Binnen het domein teststrategie vinden we de volgende drie testgebieden: methodologie, omgeving en tools en organisatie en communicatie. Binnen het domein testlevenscyclus vinden we de volgende drie testgebieden: aanpak en planning, ontwerp en voorbereiding en uitvoering en rapportage. Binnen het domein testdisciplines vinden we de volgende negen testgebieden: performancetesten, begroten, testmetrieken, projectmanagement, defectmanagement en voorkoming, testautomatisering, testdatamanagement, requirementsmanagement en configuratiemanagement.
2e TAF-dimensie: TMM-volwassenheidsniveaus
Hoe meet je nu de testvolwassenheid van een testgebied als performancetesten of testdatamanagement? Zoals eerder aangegeven, TMM geeft nuttige indicaties op organisatieniveau, maar niet zozeer op het niveau van specifieke testdisciplines. Ik heb gekozen voor een pragmatische, maar tegelijk ook unieke oplossing: er is de mogelijkheid tot een assessment die relatief snel kan plaatsvinden en de mogelijkheid tot een langere, meer gedetailleerde assessment. Deze twee oplossingen heb ik de ‘Quick Assessment' en de ‘Full Assessment' genoemd.
De ‘Quick Assessment' omvat in totaal zo'n 130 vragen die door een ervaren assessor moeten worden geëvalueerd en beantwoord. De assessor zal zelf per vraag de volwassenheidsscore bepalen; deze assessment is dus naast snel, ook meer subjectief van aard. De ‘Full Assessment' omvat ongeveer 1300, discrete 'ja/nee'-vragen. Elke vraag is hier zo geformuleerd dat deze voldoet aan het bijbehorende volwassenheidsniveau binnen het betreffende testgebied. De ‘Full Assessment' duurt hierdoor uiteraard langer dan de ‘Quick Assessment', maar is daarentegen zeer uitgebreid en meer objectief van aard.
3e TAF-dimensie: testinvalshoeken
Organisaties worden vaak belicht vanuit drie invalshoeken processen (wat en hoe men het doet), tools/technologie (waarmee men het doet) en de mensen zelf (organisatiestructuur, training, communicatie, etc.).
Wanneer je deze categorieën loslaat op testen, komen herkenbare situaties naar voren als 'testplanning begint te laat in het project' (procesinvalshoek), 'er wordt gestructureerd getest, maar slechts ondersteund met spreadsheets' (technologie-invalshoek) en 'de testorganisatiestructuur is onduidelijk of inefficiënt' (mensinvalshoek).
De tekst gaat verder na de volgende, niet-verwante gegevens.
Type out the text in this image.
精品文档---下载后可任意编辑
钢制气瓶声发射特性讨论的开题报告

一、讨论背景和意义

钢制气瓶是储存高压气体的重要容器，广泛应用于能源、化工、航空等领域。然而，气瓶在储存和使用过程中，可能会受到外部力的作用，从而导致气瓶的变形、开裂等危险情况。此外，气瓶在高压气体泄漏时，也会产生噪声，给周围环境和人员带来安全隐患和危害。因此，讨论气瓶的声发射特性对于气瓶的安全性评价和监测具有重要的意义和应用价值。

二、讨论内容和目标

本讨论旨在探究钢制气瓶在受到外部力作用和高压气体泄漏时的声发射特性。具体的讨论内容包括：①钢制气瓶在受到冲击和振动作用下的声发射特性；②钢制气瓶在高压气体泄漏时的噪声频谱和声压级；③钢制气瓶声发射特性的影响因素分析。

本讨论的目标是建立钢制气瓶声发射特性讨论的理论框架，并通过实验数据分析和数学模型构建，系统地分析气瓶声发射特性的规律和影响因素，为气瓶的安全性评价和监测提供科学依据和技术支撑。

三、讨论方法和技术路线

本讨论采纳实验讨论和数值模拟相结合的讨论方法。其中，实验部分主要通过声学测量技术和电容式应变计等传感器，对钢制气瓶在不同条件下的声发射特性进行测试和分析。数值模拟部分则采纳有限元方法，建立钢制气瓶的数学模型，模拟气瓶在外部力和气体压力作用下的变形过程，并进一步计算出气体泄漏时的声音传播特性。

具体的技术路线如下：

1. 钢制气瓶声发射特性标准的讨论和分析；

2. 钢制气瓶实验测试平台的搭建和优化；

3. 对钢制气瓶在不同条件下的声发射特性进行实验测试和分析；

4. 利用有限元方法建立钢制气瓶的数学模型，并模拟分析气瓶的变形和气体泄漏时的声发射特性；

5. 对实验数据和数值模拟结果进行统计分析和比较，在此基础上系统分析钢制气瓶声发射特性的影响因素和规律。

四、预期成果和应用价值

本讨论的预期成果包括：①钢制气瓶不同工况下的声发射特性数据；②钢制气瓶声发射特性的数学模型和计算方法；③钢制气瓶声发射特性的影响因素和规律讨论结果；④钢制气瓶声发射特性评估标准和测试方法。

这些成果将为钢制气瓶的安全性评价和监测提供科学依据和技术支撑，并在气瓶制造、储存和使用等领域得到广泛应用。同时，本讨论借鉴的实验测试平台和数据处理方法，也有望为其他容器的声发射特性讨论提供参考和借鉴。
Door deze drie testinvalshoeken te integreren in de vorige twee TAF-dimensies (de testdomeinen en gebieden en de TMM-volwassenheidsniveaus) is het beeld nu compleet: je krijg een volledige (driedimensionale) indruk van de gehele testorganisatie; welke testgebieden hebben welk TMM-volwassenheidsniveau en vanuit welke testinvalshoek processen, technologie en mensen.
Wereldwijd gebruik van TAF
TAF is niet het enige model dat organisaties in staat stelt testen te verbeteren. Echter, de unieke structuur van de testdomeinen en gebieden, de integratie van de testdomeinen en gebieden met het Testing Maturity Model en de unieke toepassing van de testinvalshoeken hebben ertoe bijgedragen dat het Test Assessment Framework als uitvinding is erkend. Inmiddels is voor TAF wereldwijd octrooi aangevraagd onder de naam 'Software Testing Capability Assessment Framework'. De details omtrent het octrooi zijn gepubliceerd door verschillende octrooibureaus en zijn daardoor toegankelijk voor het gehele publiek via het internet.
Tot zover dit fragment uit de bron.